5. Reflect on your solution. Can we do better?
## Task 4. Value iteration
Recall the value/utility-function:
$$U(s) = \mathop\max\limits_{a \in A(s)} \sum\limits_{s'}P(s'|s,a)[R(s,a,s') + \gamma U(s')]$$
Value iteration starts with an arbitrary postulated utility function $U_0$,
and for each iteration $i=1,2,3,\ldots$ it calculates a new estimated $U_i$, by the rule
$$U_i(s) = \mathop\max\limits_{a \in A(s)} \sum\limits_{s'}P(s'|s,a)[R(s,a,s') + \gamma U_{i-1}(s')]$$
Implement value iteration in python to estimate the utilities of the
Frozen Lake.
**or if you prefer**
Execute value iteration manually, to find decent estimates.
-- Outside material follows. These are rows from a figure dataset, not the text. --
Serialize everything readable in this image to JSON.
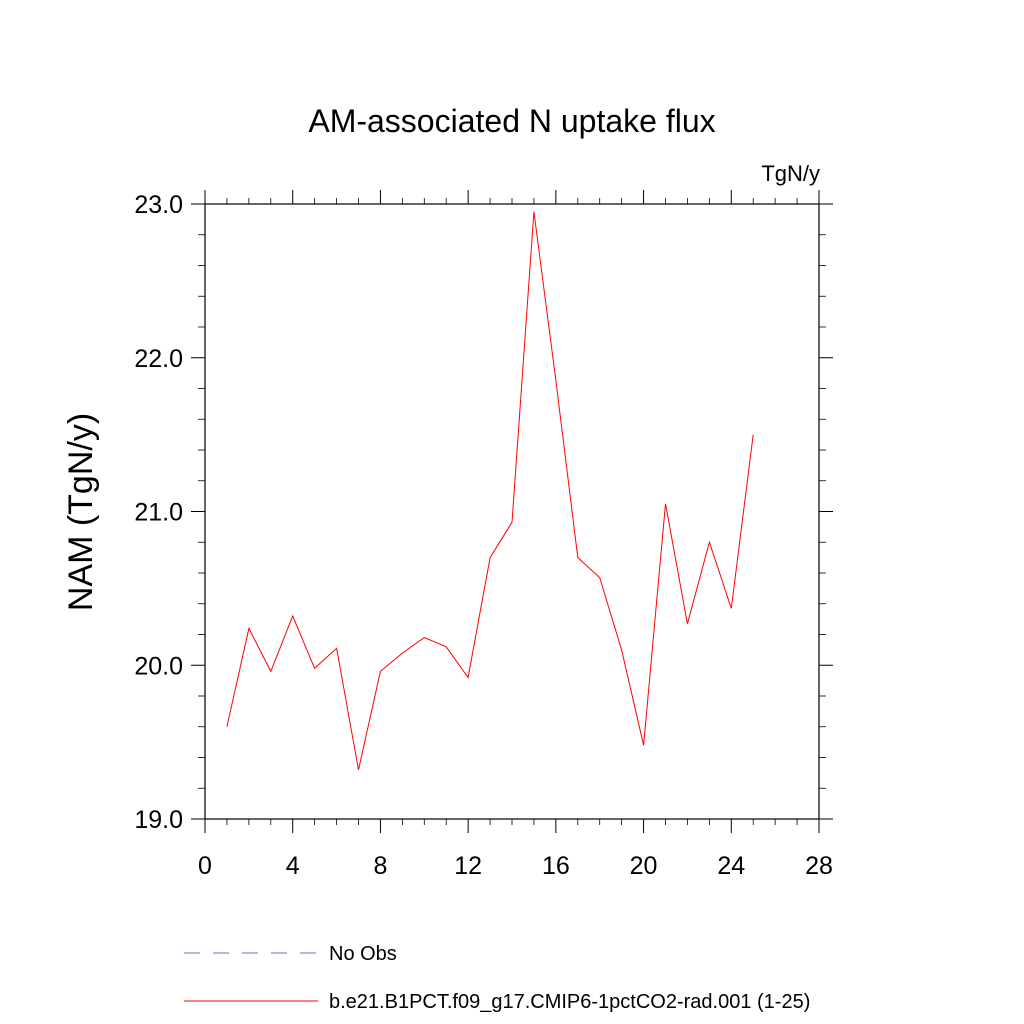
{
  "chart_data": {
    "type": "line",
    "title": "AM-associated N uptake flux",
    "units_label": "TgN/y",
    "ylabel": "NAM  (TgN/y)",
    "xlabel": "",
    "xlim": [
      0,
      28
    ],
    "ylim": [
      19.0,
      23.0
    ],
    "x_ticks": [
      0,
      4,
      8,
      12,
      16,
      20,
      24,
      28
    ],
    "y_ticks": [
      19.0,
      20.0,
      21.0,
      22.0,
      23.0
    ],
    "y_tick_labels": [
      "19.0",
      "20.0",
      "21.0",
      "22.0",
      "23.0"
    ],
    "grid": false,
    "legend_placement": "bottom",
    "legend": [
      {
        "label": "No Obs",
        "style": "dashed",
        "color": "#6f6fbf"
      },
      {
        "label": "b.e21.B1PCT.f09_g17.CMIP6-1pctCO2-rad.001 (1-25)",
        "style": "solid",
        "color": "#ff0000"
      }
    ],
    "series": [
      {
        "name": "b.e21.B1PCT.f09_g17.CMIP6-1pctCO2-rad.001 (1-25)",
        "color": "#ff0000",
        "x": [
          1,
          2,
          3,
          4,
          5,
          6,
          7,
          8,
          9,
          10,
          11,
          12,
          13,
          14,
          15,
          16,
          17,
          18,
          19,
          20,
          21,
          22,
          23,
          24,
          25
        ],
        "values": [
          19.6,
          20.24,
          19.96,
          20.32,
          19.98,
          20.11,
          19.32,
          19.96,
          20.08,
          20.18,
          20.12,
          19.92,
          20.7,
          20.93,
          22.95,
          21.85,
          20.7,
          20.57,
          20.1,
          19.48,
          21.05,
          20.27,
          20.8,
          20.37,
          21.5
        ]
      }
    ]
  }
}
## Task 5. Policy iteration (optional)
Recall Q-Function:
$$Q(s,a) = \sum\limits_{s'}P(s'|s,a)[R(s,a,s') + \gamma \mathop\max\limits_{a'}Q(s',a')]$$
and the function to extract an optimal policy from the Q-Function:
$$\pi^*(s) = \mathop{\mathrm{argmax}}\limits_aQ(s,a)$
Recall also that a policy is a map from state to action.
Policy iteration starts with both a utility estimate $U_0$ and a tentative
policy $\pi_0$.
Each iteration $i$
1. estimates the utility $U_{i+1}$ by assuming the policy $\pi_i$
2. calculate a new policy $\pi_{i+1}$ by assuming utilitie $U_{i+1}$.
Implement policy iteration in python.